569milliards

En 2014, les immigrés à travers le monde ont transféré 569 milliards USD vers leurs pays d’origine (graphique 1.7). L’essentiel des fonds (70 % du total en 2014) a été envoyé vers l’Asie et les pays de l’OCDE, à hauteur respectivement de 238 milliards USD et 160 milliards USD.

L’Inde (71 milliards USD) et la Chine (64 milliards USD) représentent un quart de tous les transferts. Toutefois, ces flux représentaient en 2013 à peine moins de 4 % et 1 % de leur PIB respectif.

Les envois de fonds contribuent en revanche considérablement au PIB de certains pays, notamment le Kirghizistan (32 % du PIB en 2013), le Népal (29 %), le Lesotho (24 %), l’Arménie (21 %), Haïti (21 %), la Gambie (20 %), le Libéria (18 %) et le Liban (17 %).

Les envois de fonds ont doublé entre 2005 et 2014, malgré un certain recul en 2009 dû à la crise économique. On observe la hausse la plus importante en Asie, où les flux de 2014 étaient près de trois fois supérieurs à ceux de 2005. Ils ont également doublé dans les pays européens non-OCDE et en Asie centrale (+116 %), ainsi qu’au Moyen-Orient et en Afrique du Nord (+100 %).

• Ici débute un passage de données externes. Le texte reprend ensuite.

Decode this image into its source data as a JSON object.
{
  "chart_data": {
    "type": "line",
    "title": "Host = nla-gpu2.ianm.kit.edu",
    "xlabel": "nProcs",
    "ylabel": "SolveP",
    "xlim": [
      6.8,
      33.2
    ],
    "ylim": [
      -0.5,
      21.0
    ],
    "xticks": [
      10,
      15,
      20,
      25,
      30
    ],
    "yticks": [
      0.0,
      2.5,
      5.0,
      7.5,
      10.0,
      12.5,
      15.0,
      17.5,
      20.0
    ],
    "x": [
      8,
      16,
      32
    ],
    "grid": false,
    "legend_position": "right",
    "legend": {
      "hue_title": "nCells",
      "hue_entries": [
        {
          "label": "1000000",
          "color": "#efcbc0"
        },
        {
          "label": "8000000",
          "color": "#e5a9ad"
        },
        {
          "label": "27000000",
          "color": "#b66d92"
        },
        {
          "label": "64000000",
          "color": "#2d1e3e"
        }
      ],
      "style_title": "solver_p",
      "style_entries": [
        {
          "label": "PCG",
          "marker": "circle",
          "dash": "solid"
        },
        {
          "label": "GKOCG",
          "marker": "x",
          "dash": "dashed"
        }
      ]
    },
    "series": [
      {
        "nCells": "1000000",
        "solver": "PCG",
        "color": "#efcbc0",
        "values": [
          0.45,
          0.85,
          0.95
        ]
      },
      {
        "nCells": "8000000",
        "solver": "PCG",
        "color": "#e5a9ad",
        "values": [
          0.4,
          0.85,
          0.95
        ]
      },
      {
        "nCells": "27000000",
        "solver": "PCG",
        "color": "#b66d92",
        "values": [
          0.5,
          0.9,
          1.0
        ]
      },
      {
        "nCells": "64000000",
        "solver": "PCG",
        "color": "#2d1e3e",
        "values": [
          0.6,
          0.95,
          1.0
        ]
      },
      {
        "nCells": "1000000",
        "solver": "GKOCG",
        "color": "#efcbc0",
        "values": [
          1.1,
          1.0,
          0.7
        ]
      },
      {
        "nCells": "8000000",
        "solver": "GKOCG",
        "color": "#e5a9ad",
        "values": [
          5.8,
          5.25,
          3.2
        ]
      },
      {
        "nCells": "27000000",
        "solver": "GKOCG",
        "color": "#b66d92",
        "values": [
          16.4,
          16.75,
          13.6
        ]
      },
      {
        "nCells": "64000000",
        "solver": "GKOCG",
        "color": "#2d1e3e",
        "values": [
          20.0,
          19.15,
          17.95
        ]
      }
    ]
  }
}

Les fonds envoyés dans les pays de l’OCDE ont augmenté de 58 % pendant la même période, depuis un niveau de départ déjà très élevé en 2005. Cette hausse spectaculaire (quoiqu’à des degrés variables) des envois de fonds pour toutes les régions du monde est liée à la croissance des flux migratoires et des diasporas, mais pourrait aussi s’expliquer par l’évolution des moyens utilisés au fil du temps pour envoyer de l’argent dans les pays d’origine et de la façon dont ces transferts sont comptabilisés dans les balances des paiements dont sont tirées les données permettant de les calculer. Clemens et McKenzie (2014) fournissent un examen utile de cette question dans le cadre d’une analyse concernant l’evidence macroéconomique plutôt limitée de l’impact positif des envois de fonds sur la croissance économique.